Stephansdom: Der Kegler vom Stephansturm
Einst saß am Nordturm ein Türmer, seine Arbeit war meist ziemlich langweilig. Er saß in seiner kleinen Turmstube, und hatte nur zur Aufgabe, die Häuser der Stadt im Auge zu behalten. Wenn keine Feuer zu sehen waren, hatte er wenig zu tun, und so richtete er sich in der kleinen Stube eine Kegelbahn ein - und weil die Bahn kurz ist, muss der Kegler mit dem Rücken zu den Kegeln die Kugel durch seine Beine schieben.
Ein guter Kegler der Stadt war Meister Kunrat, der Schindelmacher, er traf immer alle Neune. Leider war er auch ein wüster Gesell, ein Saufbold und Herumtreiber. Kunrat kegelte gerne im Gasthaus "Zum steinernen Kleeblatt", und an jenem Abend, von dem berichtet wird, wurde das Gröhlen und Prahlen von Kunrat dem Wirten zu viel, er warf ihn kurzerhand raus. Kunrat wollte aber noch nicht nach Hause, und so ging er zum Dom, um dem Türmer noch einen Besuch abzustatten und mit ihm weiter zu kegeln. Kaum hatte Kunrat die mühsamen Treppen zum Turm erklommen, sah er, dass ein Anderer den Platz des Türmers eingenommen hatte.
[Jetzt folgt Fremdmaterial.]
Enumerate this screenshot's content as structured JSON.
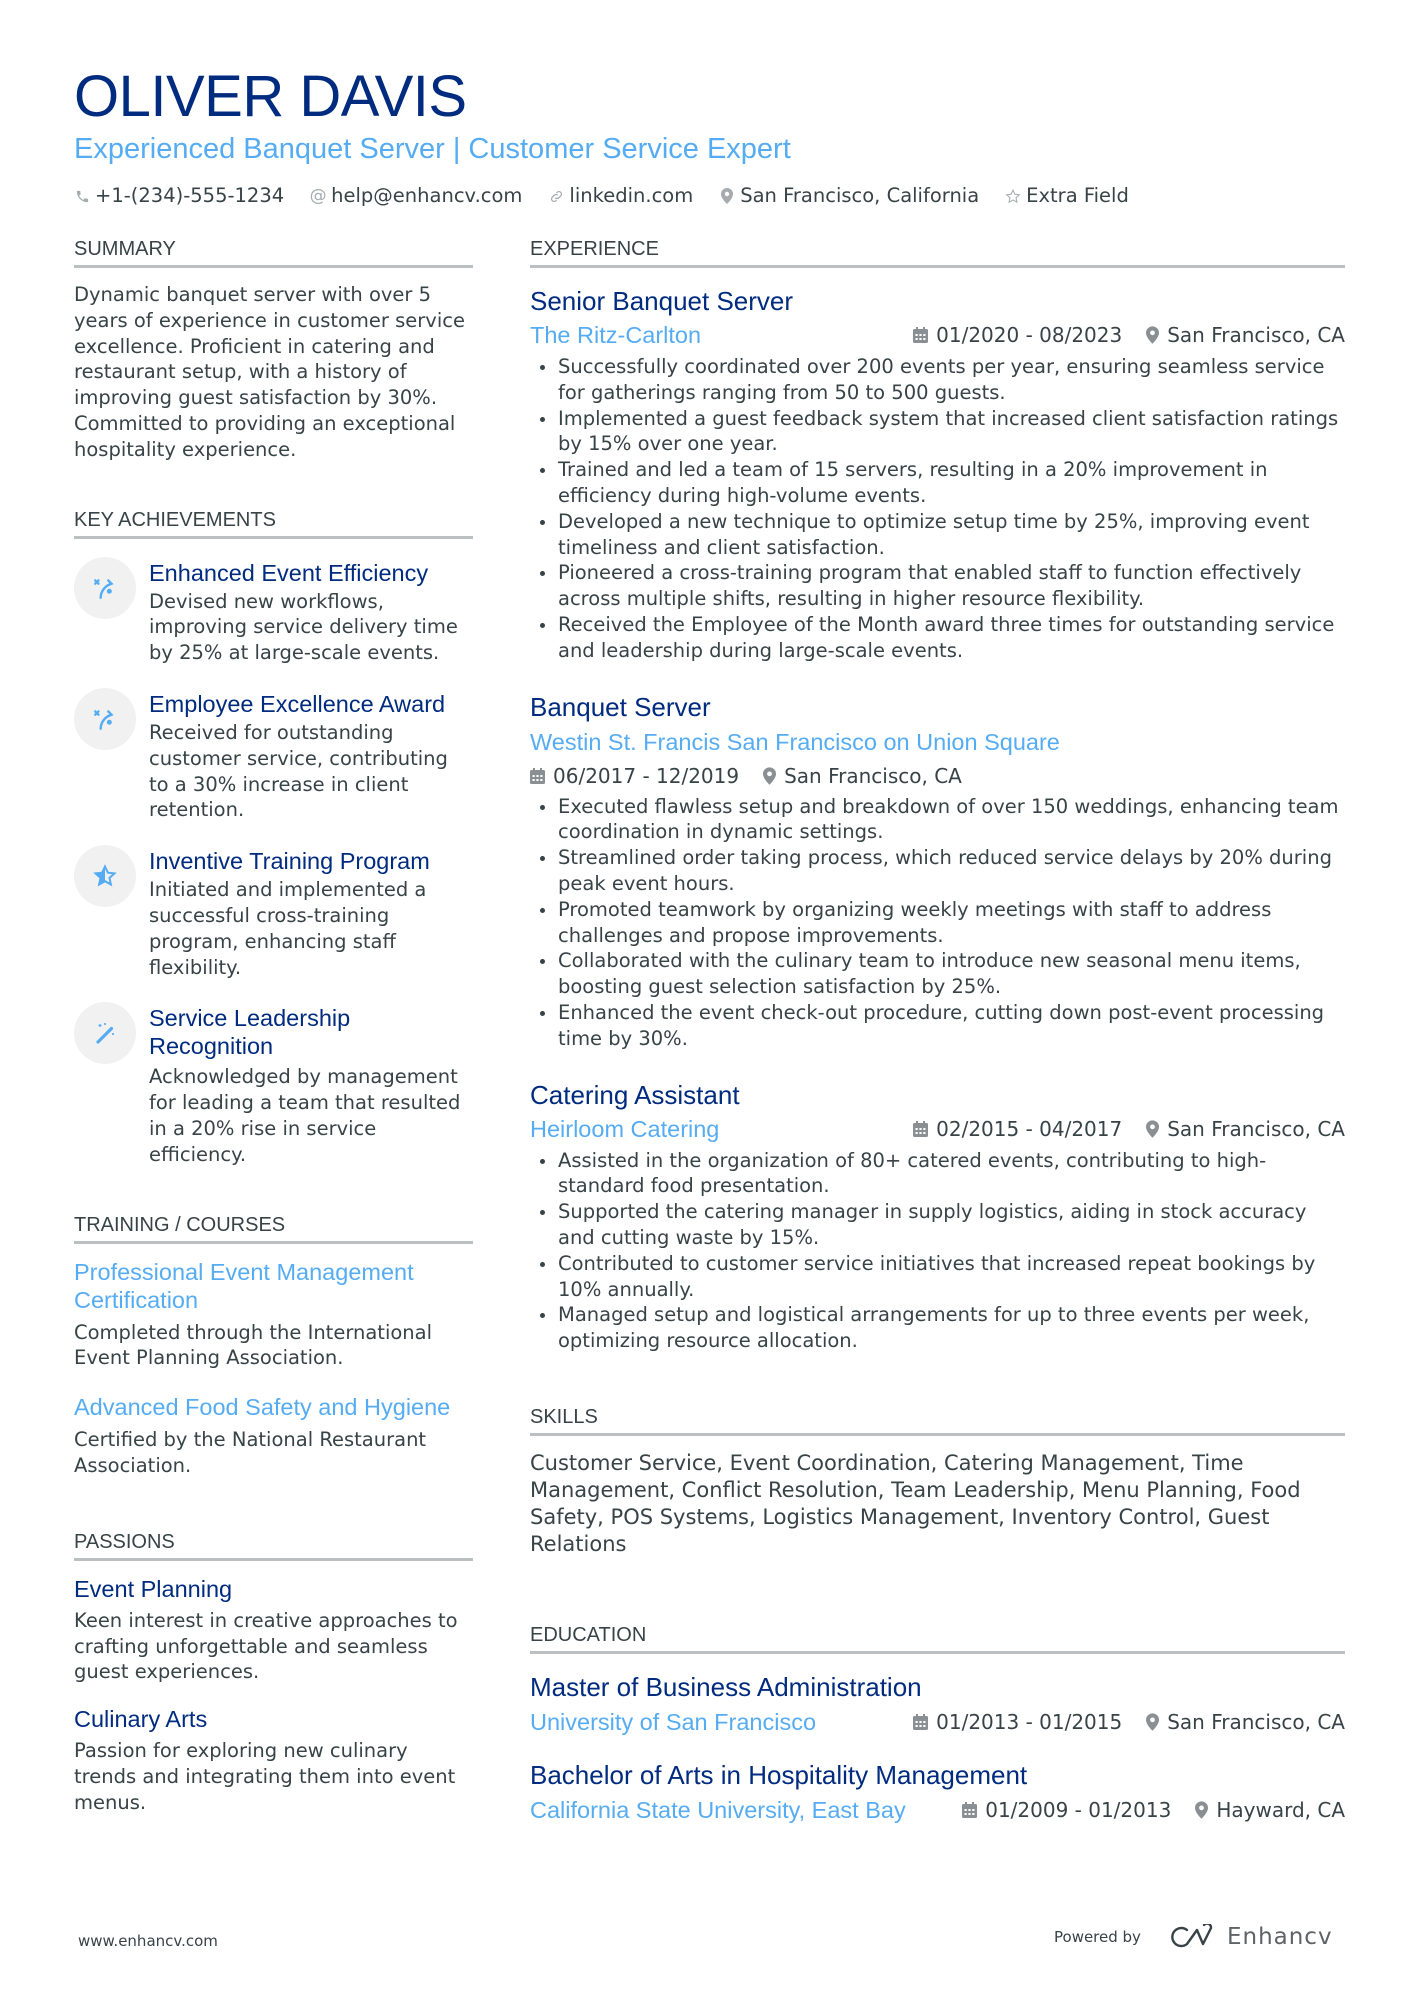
{
  "header": {
    "name": "OLIVER DAVIS",
    "headline": "Experienced Banquet Server | Customer Service Expert",
    "contacts": [
      {
        "icon": "phone-icon",
        "text": "+1-(234)-555-1234"
      },
      {
        "icon": "at-icon",
        "text": "help@enhancv.com"
      },
      {
        "icon": "link-icon",
        "text": "linkedin.com"
      },
      {
        "icon": "location-pin-icon",
        "text": "San Francisco, California"
      },
      {
        "icon": "star-icon",
        "text": "Extra Field"
      }
    ]
  },
  "summary": {
    "title": "SUMMARY",
    "text": "Dynamic banquet server with over 5 years of experience in customer service excellence. Proficient in catering and restaurant setup, with a history of improving guest satisfaction by 30%. Committed to providing an exceptional hospitality experience."
  },
  "achievements": {
    "title": "KEY ACHIEVEMENTS",
    "items": [
      {
        "icon": "strategy-icon",
        "title": "Enhanced Event Efficiency",
        "text": "Devised new workflows, improving service delivery time by 25% at large-scale events."
      },
      {
        "icon": "strategy-icon",
        "title": "Employee Excellence Award",
        "text": "Received for outstanding customer service, contributing to a 30% increase in client retention."
      },
      {
        "icon": "star-half-icon",
        "title": "Inventive Training Program",
        "text": "Initiated and implemented a successful cross-training program, enhancing staff flexibility."
      },
      {
        "icon": "magic-wand-icon",
        "title": "Service Leadership Recognition",
        "text": "Acknowledged by management for leading a team that resulted in a 20% rise in service efficiency."
      }
    ]
  },
  "training": {
    "title": "TRAINING / COURSES",
    "items": [
      {
        "title": "Professional Event Management Certification",
        "text": "Completed through the International Event Planning Association."
      },
      {
        "title": "Advanced Food Safety and Hygiene",
        "text": "Certified by the National Restaurant Association."
      }
    ]
  },
  "passions": {
    "title": "PASSIONS",
    "items": [
      {
        "title": "Event Planning",
        "text": "Keen interest in creative approaches to crafting unforgettable and seamless guest experiences."
      },
      {
        "title": "Culinary Arts",
        "text": "Passion for exploring new culinary trends and integrating them into event menus."
      }
    ]
  },
  "experience": {
    "title": "EXPERIENCE",
    "jobs": [
      {
        "title": "Senior Banquet Server",
        "company": "The Ritz-Carlton",
        "dates": "01/2020 - 08/2023",
        "location": "San Francisco, CA",
        "bullets": [
          "Successfully coordinated over 200 events per year, ensuring seamless service for gatherings ranging from 50 to 500 guests.",
          "Implemented a guest feedback system that increased client satisfaction ratings by 15% over one year.",
          "Trained and led a team of 15 servers, resulting in a 20% improvement in efficiency during high-volume events.",
          "Developed a new technique to optimize setup time by 25%, improving event timeliness and client satisfaction.",
          "Pioneered a cross-training program that enabled staff to function effectively across multiple shifts, resulting in higher resource flexibility.",
          "Received the Employee of the Month award three times for outstanding service and leadership during large-scale events."
        ]
      },
      {
        "title": "Banquet Server",
        "company": "Westin St. Francis San Francisco on Union Square",
        "dates": "06/2017 - 12/2019",
        "location": "San Francisco, CA",
        "bullets": [
          "Executed flawless setup and breakdown of over 150 weddings, enhancing team coordination in dynamic settings.",
          "Streamlined order taking process, which reduced service delays by 20% during peak event hours.",
          "Promoted teamwork by organizing weekly meetings with staff to address challenges and propose improvements.",
          "Collaborated with the culinary team to introduce new seasonal menu items, boosting guest selection satisfaction by 25%.",
          "Enhanced the event check-out procedure, cutting down post-event processing time by 30%."
        ]
      },
      {
        "title": "Catering Assistant",
        "company": "Heirloom Catering",
        "dates": "02/2015 - 04/2017",
        "location": "San Francisco, CA",
        "bullets": [
          "Assisted in the organization of 80+ catered events, contributing to high-standard food presentation.",
          "Supported the catering manager in supply logistics, aiding in stock accuracy and cutting waste by 15%.",
          "Contributed to customer service initiatives that increased repeat bookings by 10% annually.",
          "Managed setup and logistical arrangements for up to three events per week, optimizing resource allocation."
        ]
      }
    ]
  },
  "skills": {
    "title": "SKILLS",
    "text": "Customer Service, Event Coordination, Catering Management, Time Management, Conflict Resolution, Team Leadership, Menu Planning, Food Safety, POS Systems, Logistics Management, Inventory Control, Guest Relations"
  },
  "education": {
    "title": "EDUCATION",
    "items": [
      {
        "degree": "Master of Business Administration",
        "school": "University of San Francisco",
        "dates": "01/2013 - 01/2015",
        "location": "San Francisco, CA"
      },
      {
        "degree": "Bachelor of Arts in Hospitality Management",
        "school": "California State University, East Bay",
        "dates": "01/2009 - 01/2013",
        "location": "Hayward, CA"
      }
    ]
  },
  "footer": {
    "website": "www.enhancv.com",
    "powered_by": "Powered by",
    "brand": "Enhancv"
  },
  "colors": {
    "name": "#002b7f",
    "accent": "#56acf2",
    "text": "#384347",
    "rule": "#bdc0c3",
    "icon_bg": "#f1f1f1"
  }
}
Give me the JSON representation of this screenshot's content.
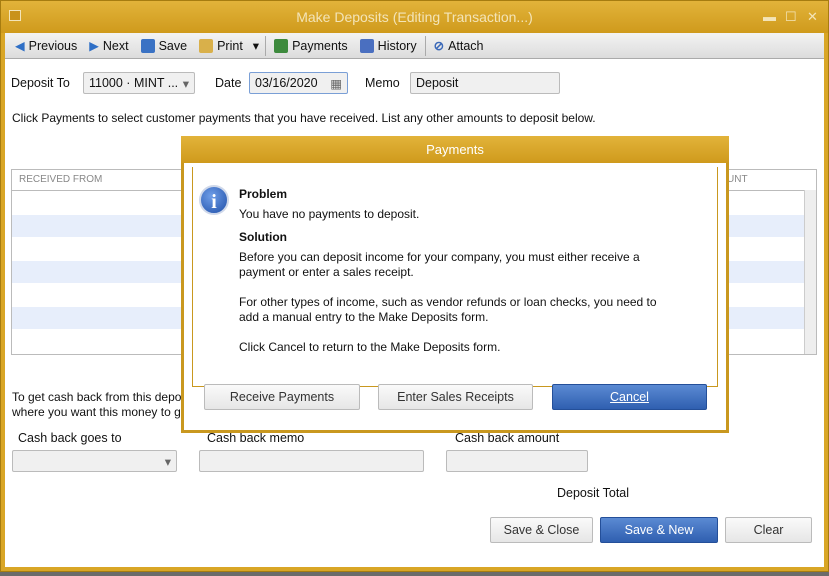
{
  "window": {
    "title": "Make Deposits (Editing Transaction...)"
  },
  "toolbar": {
    "previous": "Previous",
    "next": "Next",
    "save": "Save",
    "print": "Print",
    "payments": "Payments",
    "history": "History",
    "attach": "Attach"
  },
  "form": {
    "deposit_to_label": "Deposit To",
    "deposit_to_value": "11000 · MINT ...",
    "date_label": "Date",
    "date_value": "03/16/2020",
    "memo_label": "Memo",
    "memo_value": "Deposit",
    "instruction": "Click Payments to select customer payments that you have received. List any other amounts to deposit below.",
    "col_received_from": "RECEIVED FROM",
    "col_amount": "UNT",
    "cashback_text_1": "To get cash back from this depo",
    "cashback_text_2": "where you want this money to g",
    "cash_back_goes_to": "Cash back goes to",
    "cash_back_memo": "Cash back memo",
    "cash_back_amount": "Cash back amount",
    "deposit_total": "Deposit Total"
  },
  "buttons": {
    "save_close": "Save & Close",
    "save_new": "Save & New",
    "clear": "Clear"
  },
  "dialog": {
    "title": "Payments",
    "problem_h": "Problem",
    "problem": "You have no payments to deposit.",
    "solution_h": "Solution",
    "solution1": "Before you can deposit income for your company, you must either receive a payment or enter a sales receipt.",
    "solution2": "For other types of income, such as vendor refunds or loan checks, you need to add a manual entry to the Make Deposits form.",
    "solution3": "Click Cancel to return to the Make Deposits form.",
    "receive_payments": "Receive Payments",
    "enter_sales_receipts": "Enter Sales Receipts",
    "cancel": "Cancel",
    "icon": "info-icon"
  }
}
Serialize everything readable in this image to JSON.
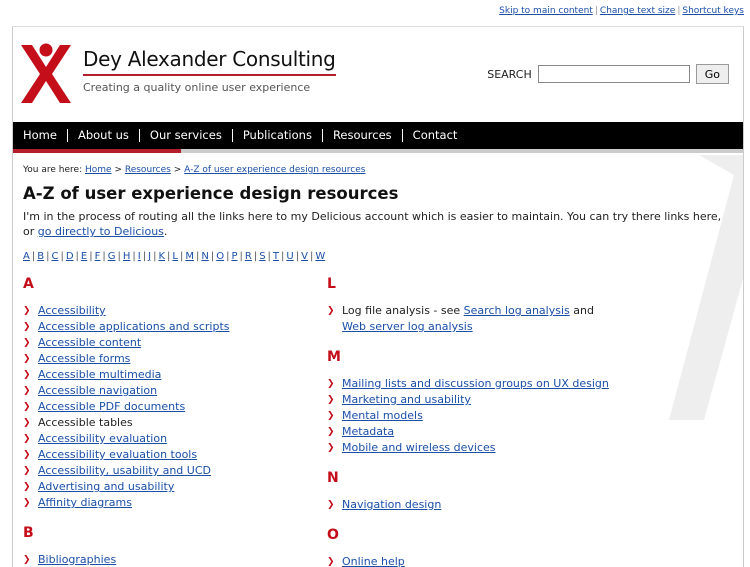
{
  "top_links": [
    "Skip to main content",
    "Change text size",
    "Shortcut keys"
  ],
  "brand": {
    "title": "Dey Alexander Consulting",
    "tagline": "Creating a quality online user experience"
  },
  "search": {
    "label": "SEARCH",
    "button": "Go",
    "value": ""
  },
  "nav": [
    "Home",
    "About us",
    "Our services",
    "Publications",
    "Resources",
    "Contact"
  ],
  "breadcrumb": {
    "prefix": "You are here:",
    "home": "Home",
    "resources": "Resources",
    "current": "A-Z of user experience design resources",
    "sep": ">"
  },
  "page": {
    "title": "A-Z of user experience design resources",
    "intro_text": "I'm in the process of routing all the links here to my Delicious account which is easier to maintain. You can try there links here, or",
    "intro_link": "go directly to Delicious",
    "intro_end": "."
  },
  "letters": [
    "A",
    "B",
    "C",
    "D",
    "E",
    "F",
    "G",
    "H",
    "I",
    "J",
    "K",
    "L",
    "M",
    "N",
    "O",
    "P",
    "R",
    "S",
    "T",
    "U",
    "V",
    "W"
  ],
  "sections": {
    "A": {
      "head": "A",
      "items": [
        "Accessibility",
        "Accessible applications and scripts",
        "Accessible content",
        "Accessible forms",
        "Accessible multimedia",
        "Accessible navigation",
        "Accessible PDF documents",
        "Accessible tables",
        "Accessibility evaluation",
        "Accessibility evaluation tools",
        "Accessibility, usability and UCD",
        "Advertising and usability",
        "Affinity diagrams"
      ]
    },
    "B": {
      "head": "B",
      "items": [
        "Bibliographies"
      ]
    },
    "L": {
      "head": "L",
      "text1": "Log file analysis - see",
      "link1": "Search log analysis",
      "text2": "and",
      "link2": "Web server log analysis"
    },
    "M": {
      "head": "M",
      "items": [
        "Mailing lists and discussion groups on UX design",
        "Marketing and usability",
        "Mental models",
        "Metadata",
        "Mobile and wireless devices"
      ]
    },
    "N": {
      "head": "N",
      "items": [
        "Navigation design"
      ]
    },
    "O": {
      "head": "O",
      "items": [
        "Online help"
      ]
    }
  },
  "colors": {
    "accent": "#b41e2c",
    "link": "#1a4fa8",
    "nav_bg": "#000000"
  }
}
"Zum Teufel, wo is'n der Franz?" keucht er. "Der ist nicht hier. Ich vertrete ihn", antwortet der Fremde aus dem dunklen Eck des Stübchens. "Wurscht", meint der Kunrat. "I geh a Runde kegeln. I g'winn immer! Wos is? Spü' mit! Oder traust di net?" "Aber gerne spiel ich mit", antwortet der Fremde freundlich. "Ich gewinne nämlich auch immer!"
Als sich der Fremde aus seinem Sessel erhebt und ins Kerzenlicht tritt, sieht Kunrat, dass der Fremde ganz hager ist und einen bodenlangen Umhang trägt, die Kapuze tief ins Gesicht gezogen. Ganz wohl ist ihm nun nicht mehr, denn er ahnt, wen er da zum Kampf herausgefordert hat, aber Rückzieher will er auch keinen machen.
Also nimmt der meister Kunrat die Kugel, begibt sich in Position und wirft sie zwischen den Beinen über die Bahn. "Alle Neune!" schreit er. "Teifi, des muß't ma erst amoi nachmach'n!" Flux stellte er die Kegel wieder auf, ließ dabei jedoch eine unter seinem Rock verschwinden und warf sie in einem scheinbar unbeobachteten Moment aus dem Fenster.
"So nicht, Bürschchen!" dröhnte da eine unheimliche Stimme hinter ihm. Der Kapuzenmann hatte sich aufgerichtet, wuchs und wuchs, und breitete seinen Umhang aus. Schaudernd erblickte Kunrat das blanke Knochengerüst. "Ich bin der Tod", hallte es durch das Stübchen. "Und ich gewinne immer - auch dort, wo nur acht sind, treffe ich alle Neune!"
Die knöcherne Hand griff zur Kugel, schmetterte sie in die Kegel, so dass die acht mit heftigem Gerassel zusammenfielen. Als neunter sank Meister Kunrat zu Boden.
Am nächsten Morgen fand der Türmer den Mann tot zwischen den Kegeln liegen. Von da an beteten die Türmer vor jeder Kegelrunde ein Vaterunser für den unseligen Kunrat.